I remember when I use to get excited for our appointments, and now I can barely tolerate the continued undesirable news these appointments bring. Today, our fetal-echo confirmed our daughters heart defect. "Complete Atrioventricular Canal Defect" "Heart Disease" "Congenital Heart Defect", genetic related, down-syndrome and eventually everything the doctor was saying became background noise. 

There's no way to explain how much my heart hurts. I have found myself unable to accept this as our new lives to be. Are we strong enough to withstand the storm this will cause? Will our baby need open heart surgery right away? Will I be able to care for a baby with so many medical needs? I barely understand the medical terms that were explained today. The emotions are overwhelming and every ride back from Orlando is silent as we both are finding our own ways to digest the news. 
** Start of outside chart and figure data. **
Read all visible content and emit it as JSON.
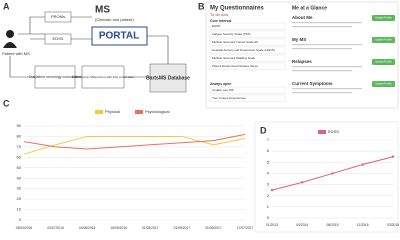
{
  "panel_labels": [
    "A",
    "B",
    "C",
    "D"
  ],
  "diagram": {
    "nodes": [
      "Patient with MS",
      "PROMs",
      "EDSS",
      "MS",
      "(Clinician and patient)",
      "PORTAL",
      "Outpatient neurology consultation",
      "EHR (Cerner Millennium) with fully coded data",
      "BartsMS Database"
    ]
  },
  "questionnaires": {
    "title": "My Questionnaires",
    "subtitle": "To do now",
    "section": "Core Interval",
    "items": [
      "EQ5D",
      "Fatigue Severity Scale (FSS)",
      "Multiple Sclerosis Impact Scale-29",
      "Hospital Anxiety and Depression Scale (HADS)",
      "Multiple Sclerosis Walking Scale",
      "Patient Determined Disease Steps"
    ],
    "section2": "Always open",
    "items2": [
      "Update your MS",
      "Your Unique Experiences"
    ]
  },
  "glance": {
    "title": "Me at a Glance",
    "sections": [
      "About Me",
      "My MS",
      "Relapses",
      "Current Symptoms"
    ],
    "button": "Update Profile"
  },
  "chart_data": [
    {
      "type": "line",
      "categories": [
        "05/04/2016",
        "03/07/2016",
        "04/08/2016",
        "16/09/2016",
        "01/03/2017",
        "01/05/2017",
        "31/05/2017",
        "17/07/2017"
      ],
      "series": [
        {
          "name": "Physical",
          "color": "#f5c842",
          "values": [
            63,
            72,
            80,
            80,
            80,
            80,
            72,
            78
          ]
        },
        {
          "name": "Psychological",
          "color": "#e8735a",
          "values": [
            75,
            70,
            68,
            70,
            72,
            74,
            76,
            82
          ]
        }
      ],
      "ylim": [
        0,
        90
      ],
      "yticks": [
        0,
        10,
        20,
        30,
        40,
        50,
        60,
        70,
        80,
        90
      ],
      "grid": true
    },
    {
      "type": "line",
      "categories": [
        "01/2013",
        "04/2014",
        "08/2015",
        "11/2016",
        "03/2018"
      ],
      "series": [
        {
          "name": "EDSS",
          "color": "#e0607e",
          "values": [
            2.5,
            3.2,
            4,
            4.8,
            5.5
          ]
        }
      ],
      "ylim": [
        0,
        7
      ],
      "yticks": [
        0,
        1,
        2,
        3,
        4,
        5,
        6,
        7
      ],
      "grid": true,
      "markers": true
    }
  ]
}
Nikki has overwhelmed herself in projects, I have began reading and writing more frequently. I think the hardest part of this all is the ignorance. We are unaware of what to expect and while we are trying to move forward with our hopes and dreams, it's difficult for those around us to understand our mindset and this has created a barrier that I'm not sure will ever fall. 


Tuesday, April 18, 2017

Entering the unknown

It's been weeks since we found out about the possibility of McKenzie having down syndromeWe have been quietly dealing with our thoughts and attempting to understand what exactly is happening. We have had the options to have an amniocentesis done, however it entailed risks we aren't willing to take. The week before our due anatomy scan we were sent to Halifax Hospital to meet with specialists to determine measurements and document any other markers that indicate the possibility of Down Syndrome

The ultrasound was the first one we had since the doctor called. It was beautiful, she moves so much! She’s so active! Her nasal bone is perfect, her arms, legs, toes, fingers, weight, body is measuring perfect. Maybe this was all just a big false; then the doctor came in. While he reviewed all of her perfect measurement’s and results, he also announced the one image imperfectionher heart. I instantly became numb.  


After several trips to the doctors and multiple syringes of drawn blood, we had to wait. It was second nature to believe these tests were wrong; after everything we had done to get here; how could this be happening? Four long, dreadful days went by and the phone rang with the results; The blood work determined there is a 99.9 percent chance your child will be born with Down syndrome.

After hearing the results of the blood work we were left in a pool of emotions. When we got pregnant the first thing we thought was what the gender would be, what the name would be and how excited we were to meet him or her. When we got pregnant we instantly began making plans, what would we involve her in? What sports would she play, if any? Would she be smart like Nikki or stubborn like me? Would she be funny like her grandpa's or loving like her grandma's? We had so many expectations for what her life would be and found ourselves grieving this ideal life we had so anxiously planned.

A cycle of negativity quickly began;  “What could I have done to prevent this?”, “What did we do wrong?”, “How am I going to manage this change?” On top of dealing with these questions of, “Why me, why now?” comes shame. Not shame of the child, but shame of the emotions we were feeling.